Paul Poirer

Winter Olympics Toronto fan guide: Figure Skater Paul Poirier

The 2022 Winter Games will mark Unionville-native, Paul Poirier’s third Olympic appearance, having previously competed back in 2010 and 2018. The thirty-year-old ice dancer (along with skating partner, Piper Gilles), is one of the veterans of the Team Canada figure skating team, and the hopes of securing a medal seem to lie solely on them. Here is what you need to know:

Hometown: Unionville

Sport: Figure Skater – Ice Dance

Member: Team Canada

Background: Ottawa-born Poirier got involved with figure skating at the age of five, and by the time he was 10, began skating with his partner, Vanessa Crone. Over the next ten years, the pair amassed numerous notable results including the silver medal at the World Junior Figure Skating Championships in 2008, and the bronze at the 2011 Four Continents. That same year, Poirier began skating with American, Piper Gilles after she was able to secure a release from U.S. Figure Skating. The new pairing turned out to be fruitful.  The couple found success early on, winning the bronze medal at the 2012 Canadian Championships, and followed that up just a few months later with a gold at the U.S. International Figure Skating Classic.
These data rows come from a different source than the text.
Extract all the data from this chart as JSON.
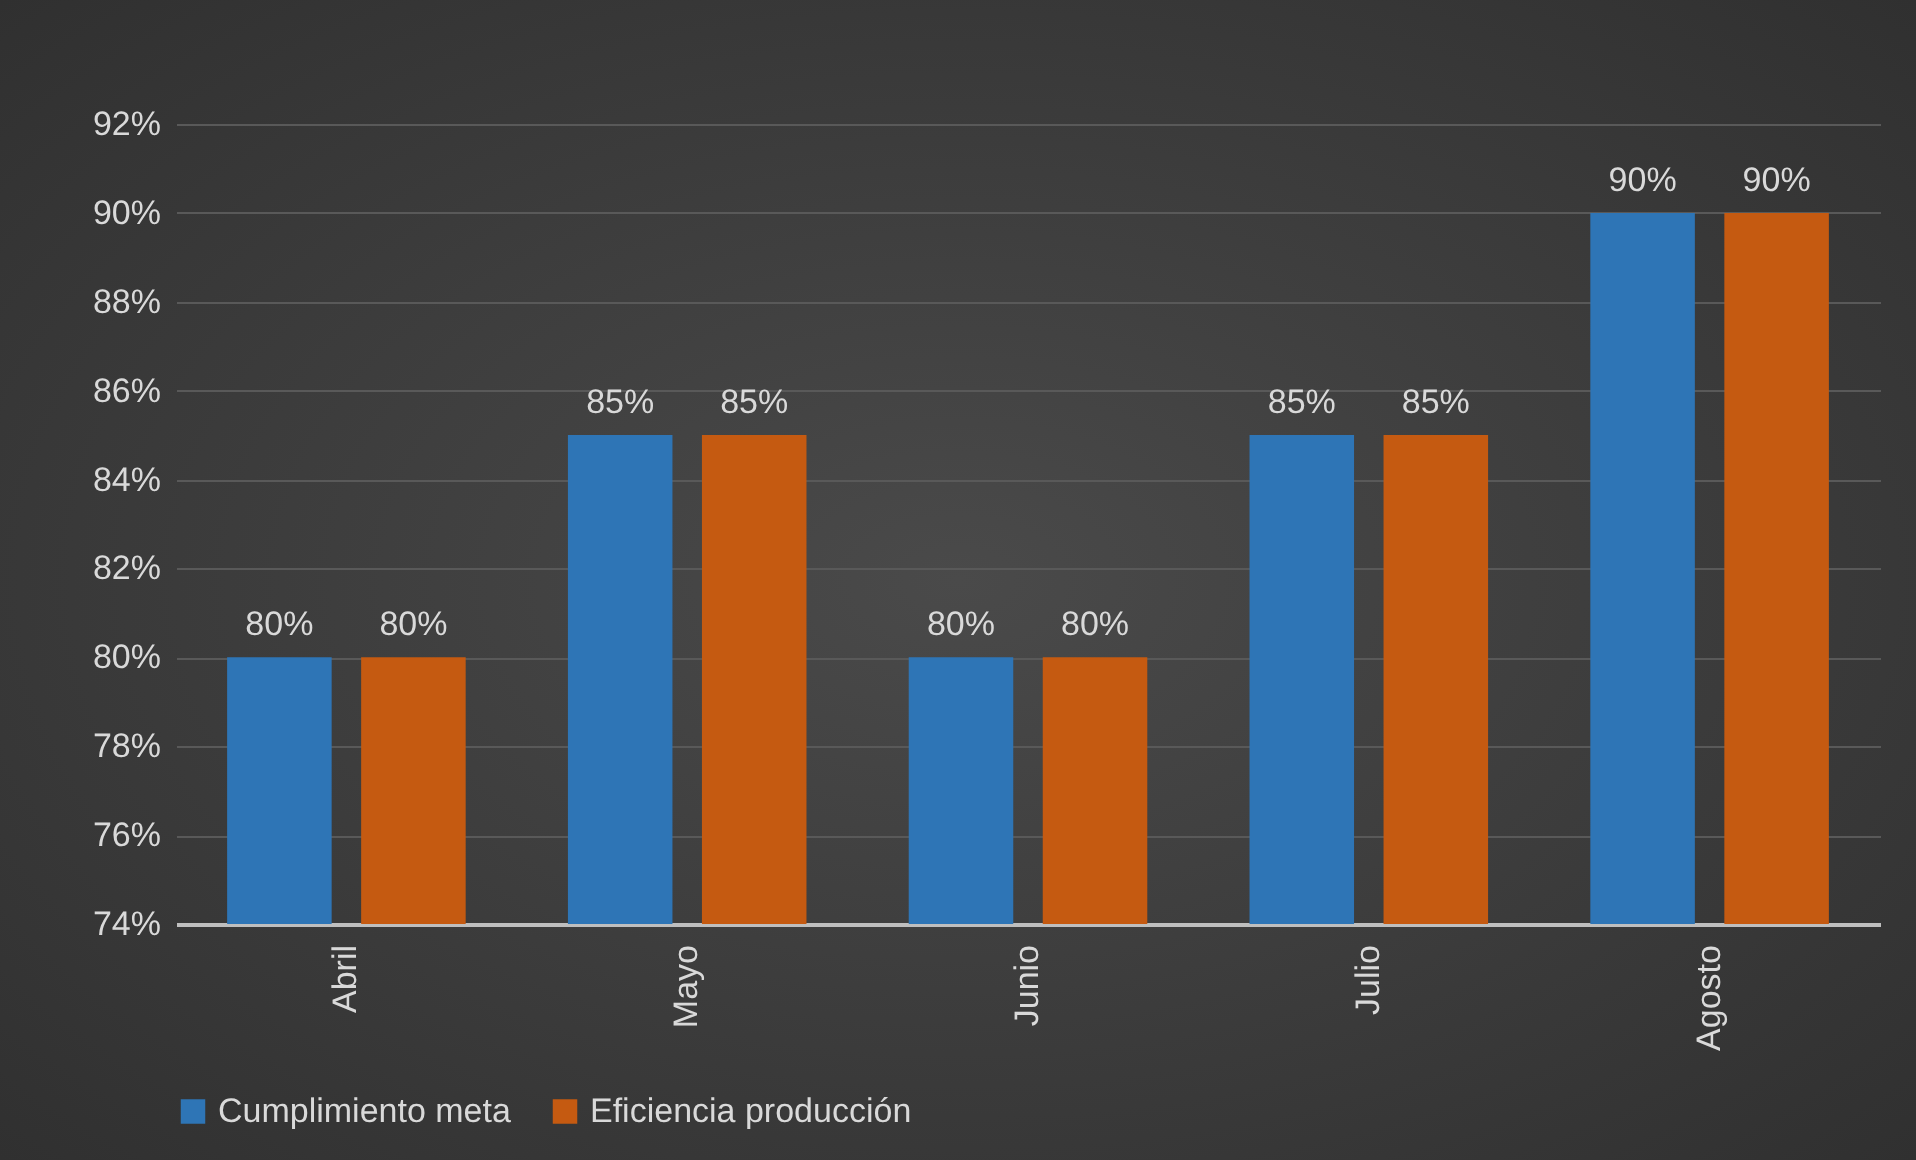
{
  "chart_data": {
    "type": "bar",
    "categories": [
      "Abril",
      "Mayo",
      "Junio",
      "Julio",
      "Agosto"
    ],
    "series": [
      {
        "name": "Cumplimiento meta",
        "color": "#2e75b6",
        "values": [
          80,
          85,
          80,
          85,
          90
        ],
        "value_labels": [
          "80%",
          "85%",
          "80%",
          "85%",
          "90%"
        ]
      },
      {
        "name": "Eficiencia producción",
        "color": "#c55a11",
        "values": [
          80,
          85,
          80,
          85,
          90
        ],
        "value_labels": [
          "80%",
          "85%",
          "80%",
          "85%",
          "90%"
        ]
      }
    ],
    "ylim": [
      74,
      92
    ],
    "yticks": [
      {
        "value": 74,
        "label": "74%"
      },
      {
        "value": 76,
        "label": "76%"
      },
      {
        "value": 78,
        "label": "78%"
      },
      {
        "value": 80,
        "label": "80%"
      },
      {
        "value": 82,
        "label": "82%"
      },
      {
        "value": 84,
        "label": "84%"
      },
      {
        "value": 86,
        "label": "86%"
      },
      {
        "value": 88,
        "label": "88%"
      },
      {
        "value": 90,
        "label": "90%"
      },
      {
        "value": 92,
        "label": "92%"
      }
    ],
    "grid": "y",
    "legend": "bottom"
  }
}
At the 2018 Olympic Games, the duo placed eighth.

Career Highlights: After making the decision to change their free dance program mid-season, Poirier and Gilles took home the silver medal at the 2018 Canadian Championships.

At the 2021 World Championships held in Stockholm Sweden, the couple earned the bronze medal. This placement solidified Poirier’s spot on a third Olympic Team.

In 2022, Poirier secured his second national title after winning the Canadian Championships held in Ottawa.

What you need to know: Poirier is fluent in four languages – French, English, Japanese and Spanish. He has a Bachelor of Arts in linguistics from the University of Toronto.

Fun Fact:  Poirier and Gilles are the creators of the ‘Maple Leaf March’ – a partial step sequence taken from their 2016 short program and chosen by the International Skating Union (ISU) as a new pattern dance.

Olympic Event Date: Rhythm Dance, Feb. 12, Free Dance, Feb 14.